Aslına bakarsanız, ne olacağı daha çocukluğundan belliydi...
İlk bestesini 10 yaşındayken bestelemişti: “Kara Kaşlı Esmerdi Kim Bilir Kimi Sevdi.” Daha 7 yaşında Türk Halk Müziği dersleri almaya başlamış, bağlamayı çözmüştü zaten.. 13 yaşında ise Türk Sanat Müziği dersleri almaya başladı. Yaylı tambur çalmayı öğrendi.. 14 yaşında ise ikinci bestesini yaptı: “Ruhumda Titreyen Sonsuz Bir Alevsin.”
Ergenlik çağında müzik zevki değişti; artık caz ve rock müziği ile ilgilenmeye başlamıştı. Konservatuvar sınavlarını kazandı, TRT Ankara ve İstanbul Radyosu sınavlarını da kazandı, her ikisinde de 10 ay çalıştıktan sonra kendi isteği ile ayrıldı çünkü büyük hayalleri vardı ve bunu tek başına yapabileceğine inanıyordu...
Bizler onu önce besteci kimliğiyle tanıdık. Öyle şarkılara imza atıyordu ki, Türkiye çapında ünlü bir besteci olarak tanınmıştı. Şarkıcılık öncesi bestelerine bir bakın:
-Sevemedim Kara Gözlüm, Koca Dünya, Sabır Taşı1..
Tam bin besteye imza attı ve bu bestelerin yaklaşık 400 tanesini kendisi seslendirdi. Büyük patlamayı ise 1969 yılında yaptı; Türkiye’nin gönlünü fethettiği o muhteşem şarkıyla:
-Bir Teselli Ver!..
Sonra Türk insanını derinden sarsacak, en zengin mekanlardan salaş meyhanelere kadar sürekli çalınacak, “ayy, arabesk bu” diyenlerin bile gizlice, sonraları ise açıkça dinlediği şarkılar art arda patlayacaktı:
-Hor Görme garibi, Hatasız Kul Olmaz, Batsın Bu Dünya, Severek Ayrılalım, Sevenler Mesut Olmaz, Yarabbim...
Her plak milyonlar satıyor, dertler, kederler, o şarkılar eşliğinde yaşanıyordu.
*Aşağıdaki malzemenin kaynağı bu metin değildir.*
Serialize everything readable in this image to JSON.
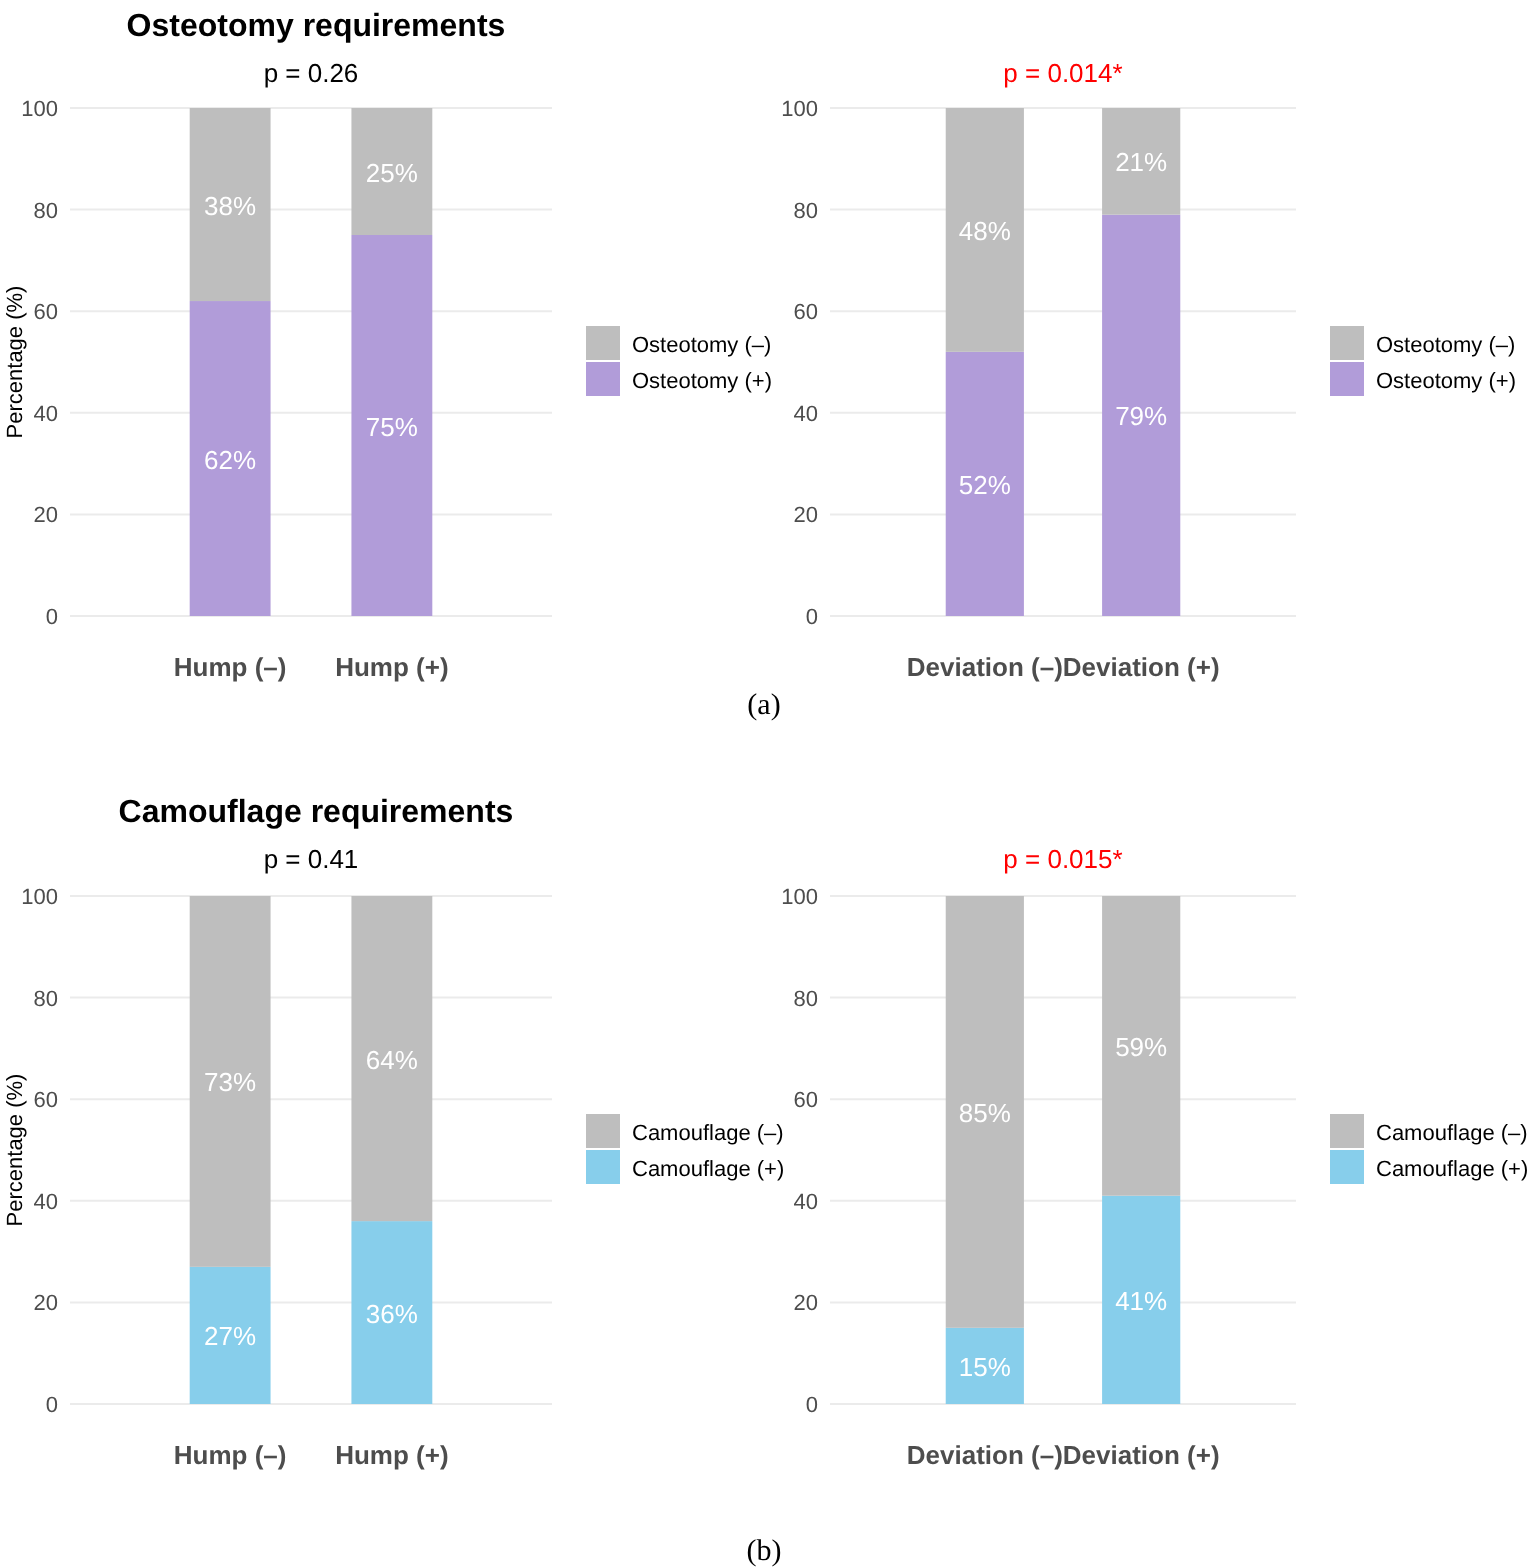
{
  "chart_data": [
    {
      "type": "bar",
      "title": "Osteotomy requirements",
      "subtitle": "p = 0.26",
      "ylabel": "Percentage (%)",
      "annotations": [
        "(a)"
      ],
      "categories": [
        "Hump (–)",
        "Hump (+)"
      ],
      "stacked": true,
      "ylim": [
        0,
        100
      ],
      "yticks": [
        0,
        20,
        40,
        60,
        80,
        100
      ],
      "grid": "y",
      "legend": "right",
      "series": [
        {
          "name": "Osteotomy (+)",
          "color": "#b19cd9",
          "values": [
            62,
            75
          ],
          "value_labels": [
            "62%",
            "75%"
          ]
        },
        {
          "name": "Osteotomy (–)",
          "color": "#bebebe",
          "values": [
            38,
            25
          ],
          "value_labels": [
            "38%",
            "25%"
          ]
        }
      ]
    },
    {
      "type": "bar",
      "subtitle": "p = 0.014*",
      "categories": [
        "Deviation (–)",
        "Deviation (+)"
      ],
      "stacked": true,
      "ylim": [
        0,
        100
      ],
      "yticks": [
        0,
        20,
        40,
        60,
        80,
        100
      ],
      "grid": "y",
      "legend": "right",
      "series": [
        {
          "name": "Osteotomy (+)",
          "color": "#b19cd9",
          "values": [
            52,
            79
          ],
          "value_labels": [
            "52%",
            "79%"
          ]
        },
        {
          "name": "Osteotomy (–)",
          "color": "#bebebe",
          "values": [
            48,
            21
          ],
          "value_labels": [
            "48%",
            "21%"
          ]
        }
      ]
    },
    {
      "type": "bar",
      "title": "Camouflage requirements",
      "subtitle": "p = 0.41",
      "ylabel": "Percentage (%)",
      "annotations": [
        "(b)"
      ],
      "categories": [
        "Hump (–)",
        "Hump (+)"
      ],
      "stacked": true,
      "ylim": [
        0,
        100
      ],
      "yticks": [
        0,
        20,
        40,
        60,
        80,
        100
      ],
      "grid": "y",
      "legend": "right",
      "series": [
        {
          "name": "Camouflage (+)",
          "color": "#87ceeb",
          "values": [
            27,
            36
          ],
          "value_labels": [
            "27%",
            "36%"
          ]
        },
        {
          "name": "Camouflage (–)",
          "color": "#bebebe",
          "values": [
            73,
            64
          ],
          "value_labels": [
            "73%",
            "64%"
          ]
        }
      ]
    },
    {
      "type": "bar",
      "subtitle": "p = 0.015*",
      "categories": [
        "Deviation (–)",
        "Deviation (+)"
      ],
      "stacked": true,
      "ylim": [
        0,
        100
      ],
      "yticks": [
        0,
        20,
        40,
        60,
        80,
        100
      ],
      "grid": "y",
      "legend": "right",
      "series": [
        {
          "name": "Camouflage (+)",
          "color": "#87ceeb",
          "values": [
            15,
            41
          ],
          "value_labels": [
            "15%",
            "41%"
          ]
        },
        {
          "name": "Camouflage (–)",
          "color": "#bebebe",
          "values": [
            85,
            59
          ],
          "value_labels": [
            "85%",
            "59%"
          ]
        }
      ]
    }
  ]
}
Yaptığı plakların resmi rakamı 60 milyona ulaşmıştı. Korsanlarla birlikte tahmin edilen rakam ise 200 milyondu ve bu dünya çapında bir rekordu. Orhan Gencebay zirveye yerleşmişti. Ama halk ona başka bir sıfatı yakıştırmıştı:
-Orhan Abi!..

Hiç bitmeyecek bir şöhret!..


Orhan Abi, sinemada da var olmuştu...
Hem de “sosyal içerikli” filmlerle!.. Elbette şarkılarını da söylüyordu ama filmlerin konuları hep bir “Halk adamını” koyuyordu seyircinin önüne... Dürüst, namuslu, ezilenin yanında, kalleşin, vurguncunun, ezenin karşısındaydı Orhan Abi... Bunun için ölümü dahi göze alıyor, evleri yıkılan, fabrikaları kapatılan işçilerin, arazilerine göz koyulan köylülerin, kötü yola düşürülmeye çalışılan genç kızların koruyucusuydu...
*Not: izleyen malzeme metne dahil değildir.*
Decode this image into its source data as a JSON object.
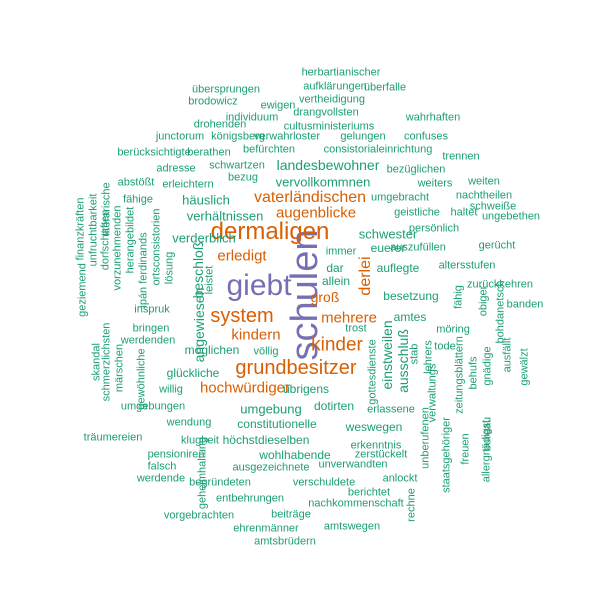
{
  "palette": {
    "teal": "#1b9e77",
    "orange": "#d95f02",
    "purple": "#7570b3"
  },
  "words": [
    {
      "text": "schulen",
      "color": "purple",
      "vertical": true
    },
    {
      "text": "giebt",
      "color": "purple",
      "vertical": false
    },
    {
      "text": "dermaligen",
      "color": "orange",
      "vertical": false
    },
    {
      "text": "grundbesitzer",
      "color": "orange",
      "vertical": false
    },
    {
      "text": "system",
      "color": "orange",
      "vertical": false
    },
    {
      "text": "kinder",
      "color": "orange",
      "vertical": false
    },
    {
      "text": "vaterländischen",
      "color": "orange",
      "vertical": false
    },
    {
      "text": "augenblicke",
      "color": "orange",
      "vertical": false
    },
    {
      "text": "hochwürdiger",
      "color": "orange",
      "vertical": false
    },
    {
      "text": "mehrere",
      "color": "orange",
      "vertical": false
    },
    {
      "text": "kindern",
      "color": "orange",
      "vertical": false
    },
    {
      "text": "erledigt",
      "color": "orange",
      "vertical": false
    },
    {
      "text": "derlei",
      "color": "orange",
      "vertical": true
    },
    {
      "text": "groß",
      "color": "orange",
      "vertical": false
    },
    {
      "text": "landesbewohner",
      "color": "teal",
      "vertical": false
    },
    {
      "text": "häuslich",
      "color": "teal",
      "vertical": false
    },
    {
      "text": "vervollkommnen",
      "color": "teal",
      "vertical": false
    },
    {
      "text": "verhältnissen",
      "color": "teal",
      "vertical": false
    },
    {
      "text": "schwester",
      "color": "teal",
      "vertical": false
    },
    {
      "text": "verderblich",
      "color": "teal",
      "vertical": false
    },
    {
      "text": "euerer",
      "color": "teal",
      "vertical": false
    },
    {
      "text": "dar",
      "color": "teal",
      "vertical": false
    },
    {
      "text": "auflegte",
      "color": "teal",
      "vertical": false
    },
    {
      "text": "allein",
      "color": "teal",
      "vertical": false
    },
    {
      "text": "besetzung",
      "color": "teal",
      "vertical": false
    },
    {
      "text": "amtes",
      "color": "teal",
      "vertical": false
    },
    {
      "text": "einstweilen",
      "color": "teal",
      "vertical": true
    },
    {
      "text": "ausschluß",
      "color": "teal",
      "vertical": true
    },
    {
      "text": "möglichen",
      "color": "teal",
      "vertical": false
    },
    {
      "text": "glückliche",
      "color": "teal",
      "vertical": false
    },
    {
      "text": "übrigens",
      "color": "teal",
      "vertical": false
    },
    {
      "text": "umgebung",
      "color": "teal",
      "vertical": false
    },
    {
      "text": "dotirten",
      "color": "teal",
      "vertical": false
    },
    {
      "text": "constitutionelle",
      "color": "teal",
      "vertical": false
    },
    {
      "text": "weswegen",
      "color": "teal",
      "vertical": false
    },
    {
      "text": "höchstdieselben",
      "color": "teal",
      "vertical": false
    },
    {
      "text": "wohlhabende",
      "color": "teal",
      "vertical": false
    },
    {
      "text": "beschloß",
      "color": "teal",
      "vertical": true
    },
    {
      "text": "angewiesen",
      "color": "teal",
      "vertical": true
    },
    {
      "text": "herbartianischer",
      "color": "teal",
      "vertical": false
    },
    {
      "text": "aufklärungen",
      "color": "teal",
      "vertical": false
    },
    {
      "text": "überfalle",
      "color": "teal",
      "vertical": false
    },
    {
      "text": "übersprungen",
      "color": "teal",
      "vertical": false
    },
    {
      "text": "vertheidigung",
      "color": "teal",
      "vertical": false
    },
    {
      "text": "brodowicz",
      "color": "teal",
      "vertical": false
    },
    {
      "text": "ewigen",
      "color": "teal",
      "vertical": false
    },
    {
      "text": "drangvollsten",
      "color": "teal",
      "vertical": false
    },
    {
      "text": "individuum",
      "color": "teal",
      "vertical": false
    },
    {
      "text": "wahrhaften",
      "color": "teal",
      "vertical": false
    },
    {
      "text": "drohenden",
      "color": "teal",
      "vertical": false
    },
    {
      "text": "cultusministeriums",
      "color": "teal",
      "vertical": false
    },
    {
      "text": "junctorum",
      "color": "teal",
      "vertical": false
    },
    {
      "text": "königsberg",
      "color": "teal",
      "vertical": false
    },
    {
      "text": "verwahrloster",
      "color": "teal",
      "vertical": false
    },
    {
      "text": "gelungen",
      "color": "teal",
      "vertical": false
    },
    {
      "text": "confuses",
      "color": "teal",
      "vertical": false
    },
    {
      "text": "berücksichtigte",
      "color": "teal",
      "vertical": false
    },
    {
      "text": "berathen",
      "color": "teal",
      "vertical": false
    },
    {
      "text": "befürchten",
      "color": "teal",
      "vertical": false
    },
    {
      "text": "consistorialeinrichtung",
      "color": "teal",
      "vertical": false
    },
    {
      "text": "trennen",
      "color": "teal",
      "vertical": false
    },
    {
      "text": "adresse",
      "color": "teal",
      "vertical": false
    },
    {
      "text": "schwartzen",
      "color": "teal",
      "vertical": false
    },
    {
      "text": "bezüglichen",
      "color": "teal",
      "vertical": false
    },
    {
      "text": "abstößt",
      "color": "teal",
      "vertical": false
    },
    {
      "text": "erleichtern",
      "color": "teal",
      "vertical": false
    },
    {
      "text": "bezug",
      "color": "teal",
      "vertical": false
    },
    {
      "text": "weiters",
      "color": "teal",
      "vertical": false
    },
    {
      "text": "weiten",
      "color": "teal",
      "vertical": false
    },
    {
      "text": "umgebracht",
      "color": "teal",
      "vertical": false
    },
    {
      "text": "nachtheilen",
      "color": "teal",
      "vertical": false
    },
    {
      "text": "fähige",
      "color": "teal",
      "vertical": false
    },
    {
      "text": "geistliche",
      "color": "teal",
      "vertical": false
    },
    {
      "text": "haltet",
      "color": "teal",
      "vertical": false
    },
    {
      "text": "schweiße",
      "color": "teal",
      "vertical": false
    },
    {
      "text": "ungebethen",
      "color": "teal",
      "vertical": false
    },
    {
      "text": "persönlich",
      "color": "teal",
      "vertical": false
    },
    {
      "text": "auszufüllen",
      "color": "teal",
      "vertical": false
    },
    {
      "text": "gerücht",
      "color": "teal",
      "vertical": false
    },
    {
      "text": "immer",
      "color": "teal",
      "vertical": false
    },
    {
      "text": "altersstufen",
      "color": "teal",
      "vertical": false
    },
    {
      "text": "zurückkehren",
      "color": "teal",
      "vertical": false
    },
    {
      "text": "banden",
      "color": "teal",
      "vertical": false
    },
    {
      "text": "inspruk",
      "color": "teal",
      "vertical": false
    },
    {
      "text": "bringen",
      "color": "teal",
      "vertical": false
    },
    {
      "text": "werdenden",
      "color": "teal",
      "vertical": false
    },
    {
      "text": "trost",
      "color": "teal",
      "vertical": false
    },
    {
      "text": "möring",
      "color": "teal",
      "vertical": false
    },
    {
      "text": "tode",
      "color": "teal",
      "vertical": false
    },
    {
      "text": "völlig",
      "color": "teal",
      "vertical": false
    },
    {
      "text": "willig",
      "color": "teal",
      "vertical": false
    },
    {
      "text": "umgebungen",
      "color": "teal",
      "vertical": false
    },
    {
      "text": "erlassene",
      "color": "teal",
      "vertical": false
    },
    {
      "text": "wendung",
      "color": "teal",
      "vertical": false
    },
    {
      "text": "klugheit",
      "color": "teal",
      "vertical": false
    },
    {
      "text": "erkenntnis",
      "color": "teal",
      "vertical": false
    },
    {
      "text": "träumereien",
      "color": "teal",
      "vertical": false
    },
    {
      "text": "pensioniren",
      "color": "teal",
      "vertical": false
    },
    {
      "text": "zerstückelt",
      "color": "teal",
      "vertical": false
    },
    {
      "text": "falsch",
      "color": "teal",
      "vertical": false
    },
    {
      "text": "ausgezeichnete",
      "color": "teal",
      "vertical": false
    },
    {
      "text": "unverwandten",
      "color": "teal",
      "vertical": false
    },
    {
      "text": "werdende",
      "color": "teal",
      "vertical": false
    },
    {
      "text": "begründeten",
      "color": "teal",
      "vertical": false
    },
    {
      "text": "verschuldete",
      "color": "teal",
      "vertical": false
    },
    {
      "text": "anlockt",
      "color": "teal",
      "vertical": false
    },
    {
      "text": "berichtet",
      "color": "teal",
      "vertical": false
    },
    {
      "text": "entbehrungen",
      "color": "teal",
      "vertical": false
    },
    {
      "text": "nachkommenschaft",
      "color": "teal",
      "vertical": false
    },
    {
      "text": "vorgebrachten",
      "color": "teal",
      "vertical": false
    },
    {
      "text": "beiträge",
      "color": "teal",
      "vertical": false
    },
    {
      "text": "ehrenmänner",
      "color": "teal",
      "vertical": false
    },
    {
      "text": "amtswegen",
      "color": "teal",
      "vertical": false
    },
    {
      "text": "amtsbrüdern",
      "color": "teal",
      "vertical": false
    },
    {
      "text": "literarische",
      "color": "teal",
      "vertical": true
    },
    {
      "text": "finanzkräften",
      "color": "teal",
      "vertical": true
    },
    {
      "text": "unfruchtbarkeit",
      "color": "teal",
      "vertical": true
    },
    {
      "text": "dorfschaften",
      "color": "teal",
      "vertical": true
    },
    {
      "text": "vorzunehmenden",
      "color": "teal",
      "vertical": true
    },
    {
      "text": "herangebildet",
      "color": "teal",
      "vertical": true
    },
    {
      "text": "ortsconsistorien",
      "color": "teal",
      "vertical": true
    },
    {
      "text": "ipán ferdinands",
      "color": "teal",
      "vertical": true
    },
    {
      "text": "lösung",
      "color": "teal",
      "vertical": true
    },
    {
      "text": "leistet",
      "color": "teal",
      "vertical": true
    },
    {
      "text": "geziemend",
      "color": "teal",
      "vertical": true
    },
    {
      "text": "skandal",
      "color": "teal",
      "vertical": true
    },
    {
      "text": "schmerzlichsten",
      "color": "teal",
      "vertical": true
    },
    {
      "text": "märschen",
      "color": "teal",
      "vertical": true
    },
    {
      "text": "gewöhnliche",
      "color": "teal",
      "vertical": true
    },
    {
      "text": "gottesdienste",
      "color": "teal",
      "vertical": true
    },
    {
      "text": "stab",
      "color": "teal",
      "vertical": true
    },
    {
      "text": "lehrers",
      "color": "teal",
      "vertical": true
    },
    {
      "text": "verwaltungs",
      "color": "teal",
      "vertical": true
    },
    {
      "text": "unberufenen",
      "color": "teal",
      "vertical": true
    },
    {
      "text": "staatsgehöriger",
      "color": "teal",
      "vertical": true
    },
    {
      "text": "freuen",
      "color": "teal",
      "vertical": true
    },
    {
      "text": "bureau",
      "color": "teal",
      "vertical": true
    },
    {
      "text": "zeitungsblättern",
      "color": "teal",
      "vertical": true
    },
    {
      "text": "behufs",
      "color": "teal",
      "vertical": true
    },
    {
      "text": "fähig",
      "color": "teal",
      "vertical": true
    },
    {
      "text": "obiger",
      "color": "teal",
      "vertical": true
    },
    {
      "text": "gnädige",
      "color": "teal",
      "vertical": true
    },
    {
      "text": "allergnädigst",
      "color": "teal",
      "vertical": true
    },
    {
      "text": "bohdanetsch",
      "color": "teal",
      "vertical": true
    },
    {
      "text": "ausfällt",
      "color": "teal",
      "vertical": true
    },
    {
      "text": "gewälzt",
      "color": "teal",
      "vertical": true
    },
    {
      "text": "geheimhaltung",
      "color": "teal",
      "vertical": true
    },
    {
      "text": "rechne",
      "color": "teal",
      "vertical": true
    },
    {
      "text": "befaßt",
      "color": "teal",
      "vertical": true
    }
  ]
}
O filmler bir de o şarkılarla birleşince, yoksul, umutsuz kesimler, hayata küsmüş, tutunacak dal arayan gençler akın akın sinemalara akıyordu!..
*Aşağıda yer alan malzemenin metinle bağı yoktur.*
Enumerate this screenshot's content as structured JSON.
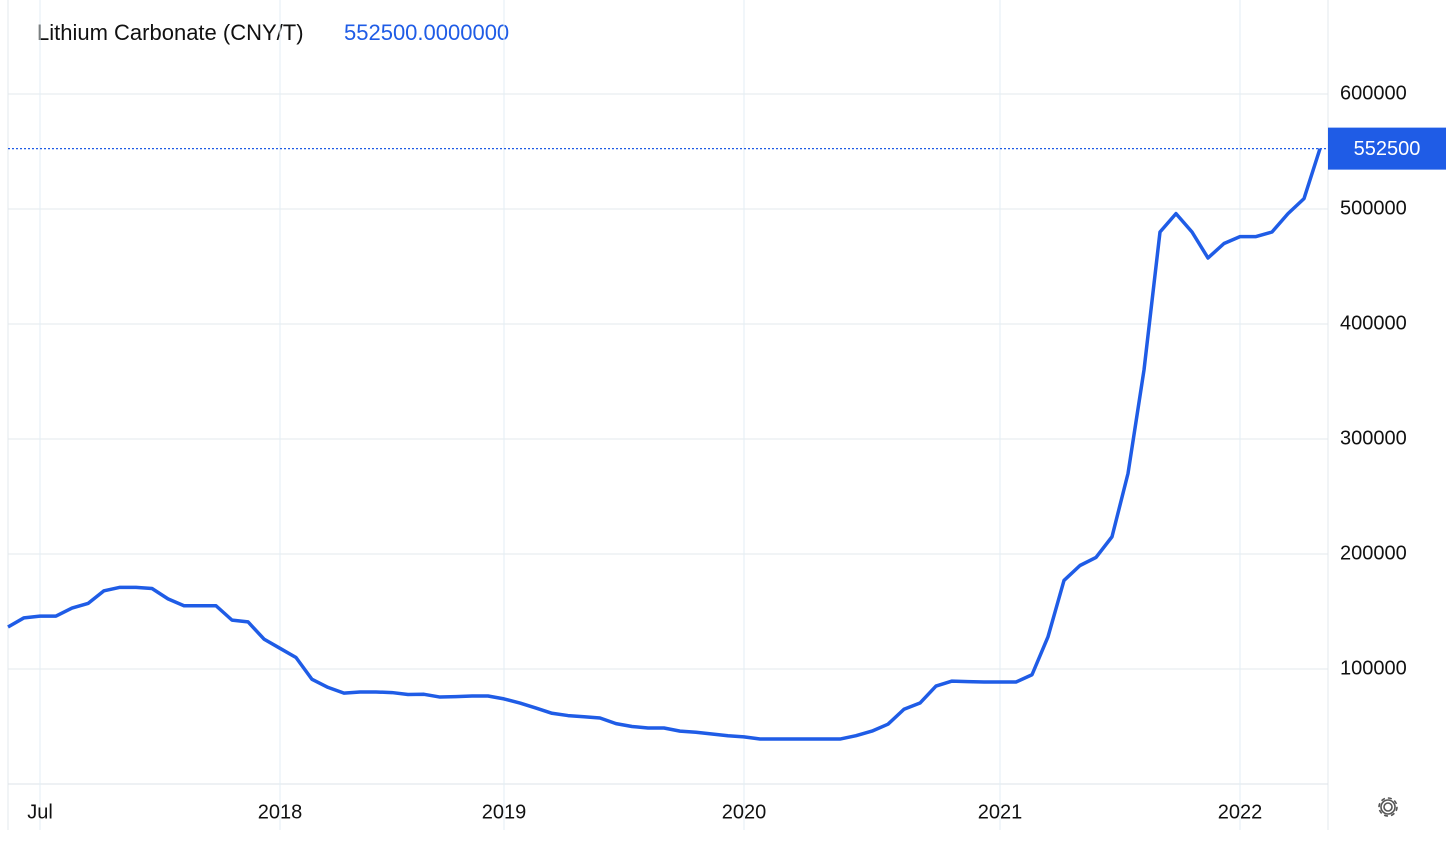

Yaşayan bir efsaneydi artık... Her efsanenin bol dedikodusu da oluyordu tabii; Orhan Abi sahneye çıkmıyordu örneğin!.. Önüne konulan bol sıfırlı ya da rakam kısmı boş bırakılmış çekler bile onu kararından döndüremiyordu; sahneye çıktığı tek yer, filmlerdi!..  Dedikodular yıllarca sürdü; “aslında sesi yoktu”, “uyuşturucu kullanıyor, bu nedenle sahneye çıkamıyordu” türünden birçok söylenti, aslında efsaneyi besliyor, Orhan Abi ise bestelerini yapmaya, plak, kaset çıkarmaya, hep bir numara olmaya devam ediyordu!..
-Uzun yıllar boyu efsane yeni plaklar, yeni şarkılarla sürdü gitti...

Kurtlar sofrasına atılan efsane!..


Yıllar yılları kovalayıp, Orhan Abi yaş almaya başladığında sevenleri sıfatını değiştirdi ve bu kez şöyle anılmaya başlandı:
-Orhan Baba!..
Ancak artık eskisi gibi şarkılar çıkmıyordu, efsanenin üstü tozlanıyordu, Orhan Baba kenarda köşede kalmaya başlamıştı... Eski görkemli şarkılar çeşitli varyasyonlarla defalarca piyasaya çıkarılıyor, en sevilen 20 şarkı, en sevilen 20 şarkıcı tarafından seslendiriliyordu, o kadar!..
Sonra AKP’li yıllar başladı... İktidarın ömrü uzadıkça, toplumun diğer kesimlerinde olduğu gibi sanatçılar arasında da “İktidara yakın”, “iktidara uzak” sanatçı tiplemesi yaygınlaştı. Orhan Baba “yakın” safını tercih etti!.. Yürekler biraz burkulmuştu ama sonuçta o Orhan Baba idi ve bir bildiği vardı elbette... İktidar davetlerinin baş konuklarından biri oldu genellikle... Yine ayrı bir yere konuldu ancak “Çözüm Süreci” esnasında oluşturulan “Akil Adam” heyetinde yer alınca, uzun yıllardır biriktirdiği itibarı aşınmaya başladı.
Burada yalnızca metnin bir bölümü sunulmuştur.